Flowing for 560 km from its source, south of the Judbarra / Gregory National Park, until it enters Joseph Bonaparte Gulf in the Timor Sea, the Victoria River is the longest singularly named permanent river in the Northern Territory. It is the second longest permanent river in the Northern Territory, as defined by international standards, the longest being the Katherine/Daly River. (Note: This is a single river with two separating European names, which was until recently deemed as two separate rivers due to the European naming conventions of earlier times. It begins just south of Jabiru, high in the Arnhem Land escarpment and flows into the Timor Sea some 690 km later, thus making it 130 km longer than the Victoria River.)

Important wetlands are found in the lower reaches of the river with forming suitable habitat for waterfowl breeding colonies and roosting sites for migratory shorebirds. Large areas of rice-grass floodplain grasslands are also found along the river.

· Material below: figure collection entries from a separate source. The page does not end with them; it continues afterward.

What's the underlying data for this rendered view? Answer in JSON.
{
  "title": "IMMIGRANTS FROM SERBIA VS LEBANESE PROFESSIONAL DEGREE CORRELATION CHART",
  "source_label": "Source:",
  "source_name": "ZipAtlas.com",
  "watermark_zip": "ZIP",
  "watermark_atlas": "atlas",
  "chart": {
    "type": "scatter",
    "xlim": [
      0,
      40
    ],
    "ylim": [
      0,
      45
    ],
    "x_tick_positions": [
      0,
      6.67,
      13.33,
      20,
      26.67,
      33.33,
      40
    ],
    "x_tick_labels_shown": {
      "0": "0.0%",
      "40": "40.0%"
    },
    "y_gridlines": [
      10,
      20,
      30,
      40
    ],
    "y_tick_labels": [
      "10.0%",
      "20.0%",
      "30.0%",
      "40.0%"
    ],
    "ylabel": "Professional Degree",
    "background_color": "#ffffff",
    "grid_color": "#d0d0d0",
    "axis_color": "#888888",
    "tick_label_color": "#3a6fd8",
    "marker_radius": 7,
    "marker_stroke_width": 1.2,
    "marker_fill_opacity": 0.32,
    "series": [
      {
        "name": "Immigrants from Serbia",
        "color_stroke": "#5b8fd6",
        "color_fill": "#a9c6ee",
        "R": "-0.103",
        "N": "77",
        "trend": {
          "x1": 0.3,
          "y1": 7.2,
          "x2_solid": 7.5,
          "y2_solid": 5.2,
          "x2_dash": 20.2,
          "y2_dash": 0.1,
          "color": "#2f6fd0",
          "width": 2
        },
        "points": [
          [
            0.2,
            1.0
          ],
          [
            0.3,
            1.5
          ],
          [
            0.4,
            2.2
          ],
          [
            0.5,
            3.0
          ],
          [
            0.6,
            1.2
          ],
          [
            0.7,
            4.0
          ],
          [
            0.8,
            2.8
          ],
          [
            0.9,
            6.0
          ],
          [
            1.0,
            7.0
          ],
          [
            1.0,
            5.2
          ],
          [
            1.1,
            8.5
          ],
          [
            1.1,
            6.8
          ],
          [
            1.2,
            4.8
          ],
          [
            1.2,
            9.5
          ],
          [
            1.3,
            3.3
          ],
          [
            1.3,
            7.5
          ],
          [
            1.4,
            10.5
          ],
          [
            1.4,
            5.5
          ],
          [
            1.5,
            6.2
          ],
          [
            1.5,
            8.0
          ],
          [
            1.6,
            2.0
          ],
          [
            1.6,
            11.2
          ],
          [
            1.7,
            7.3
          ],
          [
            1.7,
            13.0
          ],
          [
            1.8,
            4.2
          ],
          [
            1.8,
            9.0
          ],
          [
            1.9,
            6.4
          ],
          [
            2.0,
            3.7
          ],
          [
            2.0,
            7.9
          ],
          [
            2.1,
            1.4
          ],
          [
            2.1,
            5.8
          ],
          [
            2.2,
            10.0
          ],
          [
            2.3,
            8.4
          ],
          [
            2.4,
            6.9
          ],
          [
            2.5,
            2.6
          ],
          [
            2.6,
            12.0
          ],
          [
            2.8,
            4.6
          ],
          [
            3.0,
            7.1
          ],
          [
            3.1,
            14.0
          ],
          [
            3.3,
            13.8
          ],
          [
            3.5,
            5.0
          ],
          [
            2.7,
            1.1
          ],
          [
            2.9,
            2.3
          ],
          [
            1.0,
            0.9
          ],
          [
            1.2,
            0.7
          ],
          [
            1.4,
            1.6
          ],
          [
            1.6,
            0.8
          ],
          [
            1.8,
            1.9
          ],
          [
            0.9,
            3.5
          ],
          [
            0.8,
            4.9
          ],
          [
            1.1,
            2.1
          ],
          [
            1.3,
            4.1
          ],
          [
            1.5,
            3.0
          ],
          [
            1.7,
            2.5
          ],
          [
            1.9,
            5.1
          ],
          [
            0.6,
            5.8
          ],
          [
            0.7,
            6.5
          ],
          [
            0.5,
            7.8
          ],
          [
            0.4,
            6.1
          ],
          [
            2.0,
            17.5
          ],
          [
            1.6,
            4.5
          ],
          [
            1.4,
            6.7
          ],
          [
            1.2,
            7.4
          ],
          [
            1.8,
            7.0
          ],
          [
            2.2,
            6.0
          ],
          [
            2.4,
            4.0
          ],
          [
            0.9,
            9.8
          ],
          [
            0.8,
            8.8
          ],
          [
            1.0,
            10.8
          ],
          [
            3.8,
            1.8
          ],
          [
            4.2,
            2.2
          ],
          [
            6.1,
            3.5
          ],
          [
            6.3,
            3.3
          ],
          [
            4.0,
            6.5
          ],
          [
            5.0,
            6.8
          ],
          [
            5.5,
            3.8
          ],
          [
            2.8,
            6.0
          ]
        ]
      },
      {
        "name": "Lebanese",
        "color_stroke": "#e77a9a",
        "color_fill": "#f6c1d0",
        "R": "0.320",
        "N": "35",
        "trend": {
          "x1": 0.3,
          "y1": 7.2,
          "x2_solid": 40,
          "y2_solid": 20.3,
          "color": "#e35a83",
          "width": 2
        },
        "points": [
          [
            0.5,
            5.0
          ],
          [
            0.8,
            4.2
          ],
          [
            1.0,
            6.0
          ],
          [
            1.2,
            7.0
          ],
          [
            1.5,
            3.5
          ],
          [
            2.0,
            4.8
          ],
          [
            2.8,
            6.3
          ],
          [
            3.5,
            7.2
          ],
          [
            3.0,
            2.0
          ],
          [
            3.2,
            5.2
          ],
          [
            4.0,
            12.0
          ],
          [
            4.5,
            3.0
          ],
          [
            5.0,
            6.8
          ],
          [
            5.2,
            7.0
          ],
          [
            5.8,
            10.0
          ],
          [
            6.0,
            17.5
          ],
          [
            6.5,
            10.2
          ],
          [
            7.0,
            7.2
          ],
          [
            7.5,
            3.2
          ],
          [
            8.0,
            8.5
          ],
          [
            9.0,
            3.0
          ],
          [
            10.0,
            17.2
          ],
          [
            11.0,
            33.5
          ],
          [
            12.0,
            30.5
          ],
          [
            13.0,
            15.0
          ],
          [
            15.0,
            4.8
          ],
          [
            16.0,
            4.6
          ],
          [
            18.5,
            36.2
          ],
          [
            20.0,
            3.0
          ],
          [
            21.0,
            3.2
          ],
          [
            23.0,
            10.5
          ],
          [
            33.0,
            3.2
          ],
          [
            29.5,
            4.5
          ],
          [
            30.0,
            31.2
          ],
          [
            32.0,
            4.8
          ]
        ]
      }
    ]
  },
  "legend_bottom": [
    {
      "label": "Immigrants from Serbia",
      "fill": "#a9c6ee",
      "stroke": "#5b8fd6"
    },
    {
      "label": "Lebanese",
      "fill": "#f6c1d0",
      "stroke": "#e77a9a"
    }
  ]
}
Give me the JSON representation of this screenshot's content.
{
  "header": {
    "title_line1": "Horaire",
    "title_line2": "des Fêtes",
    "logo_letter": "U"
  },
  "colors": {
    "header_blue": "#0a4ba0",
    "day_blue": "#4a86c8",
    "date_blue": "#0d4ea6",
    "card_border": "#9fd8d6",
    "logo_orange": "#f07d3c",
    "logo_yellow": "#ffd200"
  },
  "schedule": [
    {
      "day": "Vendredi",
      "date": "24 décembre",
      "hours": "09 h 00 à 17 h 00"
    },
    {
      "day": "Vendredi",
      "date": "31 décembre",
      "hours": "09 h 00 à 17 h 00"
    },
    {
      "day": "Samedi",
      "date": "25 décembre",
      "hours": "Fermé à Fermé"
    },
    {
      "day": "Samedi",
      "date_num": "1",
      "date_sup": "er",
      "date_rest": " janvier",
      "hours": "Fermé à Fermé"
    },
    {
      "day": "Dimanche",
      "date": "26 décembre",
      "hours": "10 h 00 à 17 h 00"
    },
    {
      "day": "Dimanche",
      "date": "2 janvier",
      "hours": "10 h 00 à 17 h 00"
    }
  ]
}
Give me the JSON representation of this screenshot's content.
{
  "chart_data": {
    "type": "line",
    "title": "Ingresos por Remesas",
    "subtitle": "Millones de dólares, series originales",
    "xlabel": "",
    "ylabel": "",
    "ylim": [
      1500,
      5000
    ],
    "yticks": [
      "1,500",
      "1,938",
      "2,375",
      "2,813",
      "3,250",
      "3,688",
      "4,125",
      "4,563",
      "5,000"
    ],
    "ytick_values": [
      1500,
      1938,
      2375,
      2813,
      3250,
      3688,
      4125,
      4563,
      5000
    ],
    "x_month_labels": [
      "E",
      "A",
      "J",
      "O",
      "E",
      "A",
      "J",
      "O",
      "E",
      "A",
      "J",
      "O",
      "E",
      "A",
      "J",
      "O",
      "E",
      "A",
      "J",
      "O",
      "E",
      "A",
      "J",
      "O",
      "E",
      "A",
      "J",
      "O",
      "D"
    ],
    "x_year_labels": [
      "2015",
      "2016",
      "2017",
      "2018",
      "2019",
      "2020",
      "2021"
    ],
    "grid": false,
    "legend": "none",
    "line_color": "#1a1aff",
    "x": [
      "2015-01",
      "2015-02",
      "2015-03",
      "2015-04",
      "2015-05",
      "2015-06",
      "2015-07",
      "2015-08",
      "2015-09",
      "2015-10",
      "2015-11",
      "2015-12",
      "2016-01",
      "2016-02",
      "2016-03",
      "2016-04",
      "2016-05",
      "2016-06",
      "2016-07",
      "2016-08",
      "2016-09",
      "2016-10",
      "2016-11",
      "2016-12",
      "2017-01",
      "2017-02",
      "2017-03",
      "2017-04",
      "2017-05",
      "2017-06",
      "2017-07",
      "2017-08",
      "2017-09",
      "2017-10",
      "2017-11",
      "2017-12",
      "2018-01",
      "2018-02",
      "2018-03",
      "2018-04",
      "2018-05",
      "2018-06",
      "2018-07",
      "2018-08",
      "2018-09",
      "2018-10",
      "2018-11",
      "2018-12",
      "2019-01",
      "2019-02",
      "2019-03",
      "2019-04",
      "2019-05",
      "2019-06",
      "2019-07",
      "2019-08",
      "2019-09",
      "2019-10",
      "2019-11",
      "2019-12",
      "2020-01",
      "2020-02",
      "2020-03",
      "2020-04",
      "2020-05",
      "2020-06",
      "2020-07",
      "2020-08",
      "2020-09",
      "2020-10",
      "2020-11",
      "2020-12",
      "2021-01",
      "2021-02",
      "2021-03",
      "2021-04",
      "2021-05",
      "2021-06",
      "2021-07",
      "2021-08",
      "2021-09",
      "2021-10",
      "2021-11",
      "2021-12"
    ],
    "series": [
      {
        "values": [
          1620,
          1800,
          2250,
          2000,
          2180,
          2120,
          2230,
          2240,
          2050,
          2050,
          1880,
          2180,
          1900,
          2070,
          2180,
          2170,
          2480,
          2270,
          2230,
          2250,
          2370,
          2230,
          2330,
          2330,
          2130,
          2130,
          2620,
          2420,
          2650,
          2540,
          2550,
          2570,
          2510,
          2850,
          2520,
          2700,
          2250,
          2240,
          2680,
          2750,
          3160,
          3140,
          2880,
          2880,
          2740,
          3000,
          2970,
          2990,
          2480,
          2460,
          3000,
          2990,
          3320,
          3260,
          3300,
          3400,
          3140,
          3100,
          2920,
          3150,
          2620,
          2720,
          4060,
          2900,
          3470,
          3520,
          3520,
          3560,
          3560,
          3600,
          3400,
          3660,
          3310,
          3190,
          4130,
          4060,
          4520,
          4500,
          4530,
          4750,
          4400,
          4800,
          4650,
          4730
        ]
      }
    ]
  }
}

Part of the area adjoining the river mouth has been identified as the Legune (Joseph Bonaparte Bay) Important Bird Area because of its importance for waterbirds.

===Tributaries===

The river has 56 tributaries including the Camfield River, Wickham River, Battle Creek, Angalarri River, Gidyea Creek, and Armstrong River. The river also flows through several waterholes, such as Catfish waterhole and Four Mile Waterhole. It has a mean annual outflow of 5000 GL,

===Cattle stations===
Several large cattle stations are found along the length of the river, including Riveren where the river originates, Victoria River Downs, Coolibah Station, and Wave Hill Station, which is known for the historic strike known as the "Wave Hill walk-off" in the 1960s to the 1970s.

==Eponyms==
A species of turtle, Emydura victoriae, is named after the Victoria River.